Toplantıda, taşıma organizatörlerinin 2023 beklentileri şöyle sıralandı:
1- Yetki belgesi sayılarında sadeleşmeye gidilmesi.
2- Türkiye'nin lojistik altyapısını destekleyecek yatırımlar yapılması.
3- Demiryolu ağının lojistik merkezlere bağlanmasını sağlayacak altyapı yatırımlarının yapılması.
4- Demiryolu altyapısının güçlendirilmesi.
5- Kesintisiz taşımacılık yapılabilmesinin sağlanması.
6- Transit taşımacılığın geliştirilmesi, sektöre giriş şartlarının ve TİO yeterliliklerinin revize edilmesi.
7- Endüstri 4.0 ve Blockchain teknolojisinin getirdiği olanakların sektöre adaptasyonunun sağlanması. Dijital dünya için farkındalığın geliştirilmesi.
8- Teknolojik yatırımlara ve dijital altyapıya destek verilmesi.

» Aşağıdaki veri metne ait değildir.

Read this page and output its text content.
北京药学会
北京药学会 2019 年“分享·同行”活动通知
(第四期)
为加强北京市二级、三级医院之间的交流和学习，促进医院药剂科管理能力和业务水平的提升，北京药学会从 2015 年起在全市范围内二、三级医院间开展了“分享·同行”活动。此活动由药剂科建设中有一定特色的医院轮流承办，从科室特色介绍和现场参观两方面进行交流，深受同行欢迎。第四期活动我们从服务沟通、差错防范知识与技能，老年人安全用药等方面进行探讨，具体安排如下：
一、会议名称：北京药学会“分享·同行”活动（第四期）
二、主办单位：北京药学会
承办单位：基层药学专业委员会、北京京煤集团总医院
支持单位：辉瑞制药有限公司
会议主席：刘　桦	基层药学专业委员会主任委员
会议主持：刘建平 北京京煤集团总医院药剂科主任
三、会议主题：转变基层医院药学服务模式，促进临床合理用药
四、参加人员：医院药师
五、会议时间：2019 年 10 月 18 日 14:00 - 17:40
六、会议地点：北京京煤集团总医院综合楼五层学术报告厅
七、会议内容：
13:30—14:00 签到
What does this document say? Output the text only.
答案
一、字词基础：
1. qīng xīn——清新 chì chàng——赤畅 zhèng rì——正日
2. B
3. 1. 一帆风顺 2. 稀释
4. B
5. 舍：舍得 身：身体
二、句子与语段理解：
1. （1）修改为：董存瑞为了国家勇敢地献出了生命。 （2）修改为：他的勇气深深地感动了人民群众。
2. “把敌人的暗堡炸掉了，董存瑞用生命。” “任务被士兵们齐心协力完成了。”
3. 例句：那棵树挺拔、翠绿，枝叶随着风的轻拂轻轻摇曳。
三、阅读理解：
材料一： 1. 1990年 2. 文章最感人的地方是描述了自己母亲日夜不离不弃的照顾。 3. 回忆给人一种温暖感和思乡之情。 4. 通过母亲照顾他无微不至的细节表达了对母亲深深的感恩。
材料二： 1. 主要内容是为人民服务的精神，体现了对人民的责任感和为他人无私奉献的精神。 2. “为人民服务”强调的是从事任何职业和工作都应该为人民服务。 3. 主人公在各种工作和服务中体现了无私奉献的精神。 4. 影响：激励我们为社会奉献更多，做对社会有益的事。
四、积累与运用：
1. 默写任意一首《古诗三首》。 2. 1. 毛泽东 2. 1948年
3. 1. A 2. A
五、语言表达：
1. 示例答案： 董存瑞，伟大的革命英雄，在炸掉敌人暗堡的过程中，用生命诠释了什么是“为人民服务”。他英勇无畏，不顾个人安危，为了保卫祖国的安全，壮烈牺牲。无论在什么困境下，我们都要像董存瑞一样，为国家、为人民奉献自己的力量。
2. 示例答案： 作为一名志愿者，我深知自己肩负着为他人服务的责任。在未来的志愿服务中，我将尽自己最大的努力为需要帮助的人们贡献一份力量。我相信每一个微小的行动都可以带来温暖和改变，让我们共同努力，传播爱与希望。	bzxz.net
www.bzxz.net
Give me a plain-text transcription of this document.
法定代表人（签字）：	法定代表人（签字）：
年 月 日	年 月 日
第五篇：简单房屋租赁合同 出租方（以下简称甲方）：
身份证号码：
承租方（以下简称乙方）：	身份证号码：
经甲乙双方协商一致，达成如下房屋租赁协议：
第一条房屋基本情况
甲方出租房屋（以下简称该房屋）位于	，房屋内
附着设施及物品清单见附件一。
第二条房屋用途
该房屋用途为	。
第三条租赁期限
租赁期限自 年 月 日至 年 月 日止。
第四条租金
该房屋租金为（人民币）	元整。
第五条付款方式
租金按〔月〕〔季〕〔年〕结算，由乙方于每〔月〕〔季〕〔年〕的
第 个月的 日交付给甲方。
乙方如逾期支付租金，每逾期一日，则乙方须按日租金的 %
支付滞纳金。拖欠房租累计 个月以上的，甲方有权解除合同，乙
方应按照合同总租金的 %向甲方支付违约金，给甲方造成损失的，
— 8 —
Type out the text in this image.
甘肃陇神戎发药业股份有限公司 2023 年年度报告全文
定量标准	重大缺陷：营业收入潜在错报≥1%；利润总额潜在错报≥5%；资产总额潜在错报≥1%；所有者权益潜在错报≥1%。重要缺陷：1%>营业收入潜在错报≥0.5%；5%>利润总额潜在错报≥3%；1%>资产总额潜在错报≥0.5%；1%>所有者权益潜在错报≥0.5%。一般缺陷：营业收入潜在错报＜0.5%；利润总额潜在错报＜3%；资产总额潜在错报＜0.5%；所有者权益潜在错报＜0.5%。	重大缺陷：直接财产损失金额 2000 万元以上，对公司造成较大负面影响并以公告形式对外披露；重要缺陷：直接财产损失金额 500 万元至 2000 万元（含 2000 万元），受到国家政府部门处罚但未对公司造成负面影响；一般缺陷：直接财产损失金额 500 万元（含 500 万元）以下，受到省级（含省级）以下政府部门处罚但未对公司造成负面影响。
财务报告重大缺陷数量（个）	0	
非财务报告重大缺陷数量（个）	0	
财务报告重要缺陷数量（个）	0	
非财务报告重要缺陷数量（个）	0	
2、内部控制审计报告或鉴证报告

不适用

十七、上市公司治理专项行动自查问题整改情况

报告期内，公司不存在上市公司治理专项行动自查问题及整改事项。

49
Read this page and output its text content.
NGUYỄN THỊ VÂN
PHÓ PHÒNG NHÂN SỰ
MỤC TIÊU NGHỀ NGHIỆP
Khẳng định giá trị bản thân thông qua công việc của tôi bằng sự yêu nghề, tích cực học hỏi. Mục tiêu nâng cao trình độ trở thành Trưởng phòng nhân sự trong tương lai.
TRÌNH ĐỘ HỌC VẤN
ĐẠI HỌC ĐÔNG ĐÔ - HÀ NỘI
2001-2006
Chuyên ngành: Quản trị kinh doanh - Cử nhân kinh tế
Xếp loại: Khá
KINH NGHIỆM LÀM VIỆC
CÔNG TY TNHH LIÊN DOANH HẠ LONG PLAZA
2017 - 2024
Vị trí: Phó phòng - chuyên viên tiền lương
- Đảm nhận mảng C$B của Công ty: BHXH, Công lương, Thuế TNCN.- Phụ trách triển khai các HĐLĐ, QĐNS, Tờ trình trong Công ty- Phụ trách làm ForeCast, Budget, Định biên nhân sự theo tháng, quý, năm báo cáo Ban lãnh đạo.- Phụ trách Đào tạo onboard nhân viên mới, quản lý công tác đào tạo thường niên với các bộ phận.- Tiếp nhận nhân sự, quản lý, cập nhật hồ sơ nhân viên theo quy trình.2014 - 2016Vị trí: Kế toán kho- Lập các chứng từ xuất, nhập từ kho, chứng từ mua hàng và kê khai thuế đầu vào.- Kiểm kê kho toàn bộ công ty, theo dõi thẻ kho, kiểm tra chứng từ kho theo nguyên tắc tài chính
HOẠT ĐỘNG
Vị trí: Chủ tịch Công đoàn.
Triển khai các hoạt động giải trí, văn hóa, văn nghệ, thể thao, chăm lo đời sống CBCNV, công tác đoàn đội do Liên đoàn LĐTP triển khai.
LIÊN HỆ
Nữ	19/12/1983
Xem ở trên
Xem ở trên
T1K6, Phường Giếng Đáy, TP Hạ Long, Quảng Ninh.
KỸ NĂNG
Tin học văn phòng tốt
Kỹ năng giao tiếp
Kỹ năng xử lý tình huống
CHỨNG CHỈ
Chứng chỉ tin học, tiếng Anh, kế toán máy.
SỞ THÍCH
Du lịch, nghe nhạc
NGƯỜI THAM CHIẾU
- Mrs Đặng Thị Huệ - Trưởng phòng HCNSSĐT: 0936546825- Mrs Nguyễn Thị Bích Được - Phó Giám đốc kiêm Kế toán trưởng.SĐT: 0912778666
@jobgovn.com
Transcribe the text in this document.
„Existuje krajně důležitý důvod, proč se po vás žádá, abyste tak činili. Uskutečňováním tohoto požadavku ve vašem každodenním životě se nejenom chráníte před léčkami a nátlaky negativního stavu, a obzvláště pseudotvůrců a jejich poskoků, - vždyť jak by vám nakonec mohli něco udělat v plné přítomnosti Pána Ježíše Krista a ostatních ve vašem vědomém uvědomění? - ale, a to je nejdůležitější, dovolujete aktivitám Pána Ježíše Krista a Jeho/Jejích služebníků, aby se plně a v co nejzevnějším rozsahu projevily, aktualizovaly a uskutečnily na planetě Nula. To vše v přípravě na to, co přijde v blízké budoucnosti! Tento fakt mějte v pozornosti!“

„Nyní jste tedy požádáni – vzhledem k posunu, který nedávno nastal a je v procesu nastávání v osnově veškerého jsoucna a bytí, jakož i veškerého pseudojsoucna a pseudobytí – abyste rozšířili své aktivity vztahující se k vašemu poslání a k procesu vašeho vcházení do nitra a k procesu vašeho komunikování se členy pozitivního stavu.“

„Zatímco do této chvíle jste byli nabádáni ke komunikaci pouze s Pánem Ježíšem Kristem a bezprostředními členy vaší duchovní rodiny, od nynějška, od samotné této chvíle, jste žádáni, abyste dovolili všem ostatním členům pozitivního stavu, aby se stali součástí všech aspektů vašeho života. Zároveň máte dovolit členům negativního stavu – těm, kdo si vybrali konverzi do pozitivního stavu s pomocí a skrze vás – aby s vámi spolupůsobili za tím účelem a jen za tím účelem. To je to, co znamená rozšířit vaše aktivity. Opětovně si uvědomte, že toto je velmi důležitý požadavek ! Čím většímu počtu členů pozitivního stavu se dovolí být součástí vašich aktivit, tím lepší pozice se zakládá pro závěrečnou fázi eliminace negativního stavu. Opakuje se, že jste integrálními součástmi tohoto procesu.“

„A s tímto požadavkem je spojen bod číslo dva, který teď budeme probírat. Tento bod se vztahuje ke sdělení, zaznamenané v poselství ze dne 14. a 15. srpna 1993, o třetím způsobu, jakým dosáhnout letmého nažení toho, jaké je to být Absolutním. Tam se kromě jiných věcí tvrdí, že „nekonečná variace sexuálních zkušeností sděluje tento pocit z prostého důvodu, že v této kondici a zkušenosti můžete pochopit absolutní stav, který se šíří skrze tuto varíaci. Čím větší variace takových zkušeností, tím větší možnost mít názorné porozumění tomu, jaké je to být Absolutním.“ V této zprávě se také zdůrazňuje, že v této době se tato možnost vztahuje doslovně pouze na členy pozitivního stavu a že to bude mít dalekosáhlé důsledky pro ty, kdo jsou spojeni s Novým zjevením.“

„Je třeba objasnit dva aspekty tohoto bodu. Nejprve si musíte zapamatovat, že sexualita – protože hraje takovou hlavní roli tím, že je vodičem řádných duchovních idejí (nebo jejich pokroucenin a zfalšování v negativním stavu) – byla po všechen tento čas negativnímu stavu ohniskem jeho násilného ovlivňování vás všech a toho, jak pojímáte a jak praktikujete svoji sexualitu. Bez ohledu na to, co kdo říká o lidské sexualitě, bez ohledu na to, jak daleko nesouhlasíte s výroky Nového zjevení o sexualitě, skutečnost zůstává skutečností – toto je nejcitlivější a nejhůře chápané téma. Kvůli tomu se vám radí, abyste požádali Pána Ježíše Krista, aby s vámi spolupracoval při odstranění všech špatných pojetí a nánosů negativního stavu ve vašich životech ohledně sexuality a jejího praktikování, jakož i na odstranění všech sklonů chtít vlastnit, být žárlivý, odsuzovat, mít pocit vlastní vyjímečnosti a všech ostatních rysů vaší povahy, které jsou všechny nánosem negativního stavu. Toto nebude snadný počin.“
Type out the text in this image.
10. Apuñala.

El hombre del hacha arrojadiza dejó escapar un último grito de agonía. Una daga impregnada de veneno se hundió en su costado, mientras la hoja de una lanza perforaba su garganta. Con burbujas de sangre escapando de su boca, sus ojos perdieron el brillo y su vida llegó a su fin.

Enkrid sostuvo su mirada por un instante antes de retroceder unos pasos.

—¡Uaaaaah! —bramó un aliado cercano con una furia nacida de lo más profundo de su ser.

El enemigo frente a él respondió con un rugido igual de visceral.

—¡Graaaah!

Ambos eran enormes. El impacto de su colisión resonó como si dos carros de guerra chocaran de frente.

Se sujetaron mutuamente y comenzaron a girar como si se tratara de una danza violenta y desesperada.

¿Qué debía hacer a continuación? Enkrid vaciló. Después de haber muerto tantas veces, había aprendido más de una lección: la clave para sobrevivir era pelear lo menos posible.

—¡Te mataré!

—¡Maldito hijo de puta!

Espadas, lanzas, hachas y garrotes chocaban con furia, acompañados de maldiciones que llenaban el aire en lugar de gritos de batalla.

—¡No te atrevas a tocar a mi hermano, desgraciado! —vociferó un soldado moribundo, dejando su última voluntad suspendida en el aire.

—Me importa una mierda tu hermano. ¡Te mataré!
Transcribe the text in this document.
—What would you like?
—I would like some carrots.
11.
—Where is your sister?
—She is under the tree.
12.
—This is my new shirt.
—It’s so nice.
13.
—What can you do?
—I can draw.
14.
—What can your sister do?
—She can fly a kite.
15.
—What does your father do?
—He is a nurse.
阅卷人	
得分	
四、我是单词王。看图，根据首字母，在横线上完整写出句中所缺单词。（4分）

9- Kalkınma Planı'nın ulaştırma ve lojistik sektörü için pozitif ivme sağlaması.
10- Yabancı yatırımların artması.
11- Navlun seviyelerinin normalleşmesi.
12- Sektörün yeşil dönüşümüne dair mevzuat ve uyum çalışmalarının yapılması.
13- E-ticaret ve e-ihracatın artması.